"Ogni paese appartiene a chi ci è nato. Gli altri possono entrare,
ma a una condizione: restare al proprio posto. E rinunciare a se
stessi."
Alla fine degli anni ottanta, quando la sua famiglia
decise di fuggire dall'Iran in guerra, Dina Nayeri era una bambina. Il
rumore delle bombe, le sirene e le corse per nascondersi nel
seminterrato, la poca luce filtrata dalle finestre serrate erano tutte
cose normali. Negli anni a venire, sui letti a castello delle case per i
rifugiati di Londra, di Dubai, di Roma, poi dell'Oklahoma, Dina conobbe
per la prima volta il silenzio del sonno tranquillo e ininterrotto:
quella fu la sua prima idea di cosa fosse la pace. Sua madre le diceva
di pregare e di essere grata. Sui migranti sono state scritte molte
storie. A partire dall'Eneide, l'esperienza di chi è costretto a fuggire
non ha mai smesso di essere all'origine di narrazioni impetuose,
grandi, travolgenti. Storie di singoli individui, soli contro la perdita
di tutto, storie che sono universali. Dopo un clamoroso reportage
uscito sul "Guardian", The Ungrateful Refugee, Dina Nayeri si misura con
la domanda più impietosa del nostro tempo: che cosa significa essere un
migrante? E soprattutto: cosa succede quando chi fugge diventa un
rifugiato? Qual è il prezzo della sua integrazione? La risposta è
semplice. La prima regola per il rifugiato è rimanere al proprio posto.

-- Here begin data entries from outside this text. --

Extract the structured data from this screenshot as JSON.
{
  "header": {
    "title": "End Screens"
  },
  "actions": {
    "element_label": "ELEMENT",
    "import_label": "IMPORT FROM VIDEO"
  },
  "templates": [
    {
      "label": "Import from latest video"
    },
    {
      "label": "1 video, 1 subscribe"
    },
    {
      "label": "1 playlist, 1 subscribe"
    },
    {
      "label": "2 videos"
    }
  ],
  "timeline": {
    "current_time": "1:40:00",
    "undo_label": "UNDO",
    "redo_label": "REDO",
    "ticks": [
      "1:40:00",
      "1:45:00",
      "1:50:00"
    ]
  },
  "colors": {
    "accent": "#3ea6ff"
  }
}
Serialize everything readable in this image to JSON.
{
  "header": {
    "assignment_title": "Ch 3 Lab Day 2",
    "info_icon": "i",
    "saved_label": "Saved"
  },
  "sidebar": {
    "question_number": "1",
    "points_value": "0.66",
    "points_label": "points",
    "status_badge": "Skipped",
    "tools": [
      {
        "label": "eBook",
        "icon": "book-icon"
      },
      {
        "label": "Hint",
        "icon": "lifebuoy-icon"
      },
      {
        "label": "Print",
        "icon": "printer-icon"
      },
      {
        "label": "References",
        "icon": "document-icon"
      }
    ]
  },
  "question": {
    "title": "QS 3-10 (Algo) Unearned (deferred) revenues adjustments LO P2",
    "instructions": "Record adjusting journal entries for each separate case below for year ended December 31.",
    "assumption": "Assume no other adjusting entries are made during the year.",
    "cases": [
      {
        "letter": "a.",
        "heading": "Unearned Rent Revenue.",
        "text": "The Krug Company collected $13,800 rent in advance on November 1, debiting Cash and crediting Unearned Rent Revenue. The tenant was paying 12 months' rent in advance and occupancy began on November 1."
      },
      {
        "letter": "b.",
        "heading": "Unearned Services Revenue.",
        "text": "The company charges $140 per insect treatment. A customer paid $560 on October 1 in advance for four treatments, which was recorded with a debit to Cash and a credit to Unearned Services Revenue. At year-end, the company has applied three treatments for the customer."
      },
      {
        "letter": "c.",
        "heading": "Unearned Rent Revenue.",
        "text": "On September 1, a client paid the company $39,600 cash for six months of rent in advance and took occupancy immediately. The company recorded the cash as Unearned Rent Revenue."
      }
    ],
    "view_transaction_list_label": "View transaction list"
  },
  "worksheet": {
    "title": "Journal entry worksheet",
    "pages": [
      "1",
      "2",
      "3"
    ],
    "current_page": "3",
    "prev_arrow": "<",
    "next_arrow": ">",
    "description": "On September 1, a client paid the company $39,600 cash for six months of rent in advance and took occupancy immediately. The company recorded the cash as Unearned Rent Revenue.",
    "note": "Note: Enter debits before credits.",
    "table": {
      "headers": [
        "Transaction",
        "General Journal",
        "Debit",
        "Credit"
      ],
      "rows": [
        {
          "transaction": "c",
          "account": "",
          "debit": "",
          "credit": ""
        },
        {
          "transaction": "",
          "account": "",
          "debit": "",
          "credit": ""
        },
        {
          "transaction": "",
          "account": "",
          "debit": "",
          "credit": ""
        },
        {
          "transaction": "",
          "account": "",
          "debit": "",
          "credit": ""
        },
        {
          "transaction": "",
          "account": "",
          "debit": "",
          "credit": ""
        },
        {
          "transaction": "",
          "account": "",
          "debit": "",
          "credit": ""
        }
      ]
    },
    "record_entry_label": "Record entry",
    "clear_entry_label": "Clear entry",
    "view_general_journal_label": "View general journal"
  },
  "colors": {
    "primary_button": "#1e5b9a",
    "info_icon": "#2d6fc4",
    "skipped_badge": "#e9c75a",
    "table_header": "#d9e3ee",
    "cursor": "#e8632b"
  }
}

Essere meno capace, avere meno esigenze degli altri. Accontentarsi e
ringraziare per l'accoglienza, accettando il destino di un terribile
circolo vizioso: sei un pigro richiedente asilo, finché non diventi un
intruso avido. Grazie alla propria esperienza, una scrittrice esplora
come vive chi è costretto a fuggire, come si declina il rifiuto delle
comunità di approdo, e indaga la tragedia dello straniamento
dell'identità che tutti i giorni avviene sotto i nostri occhi.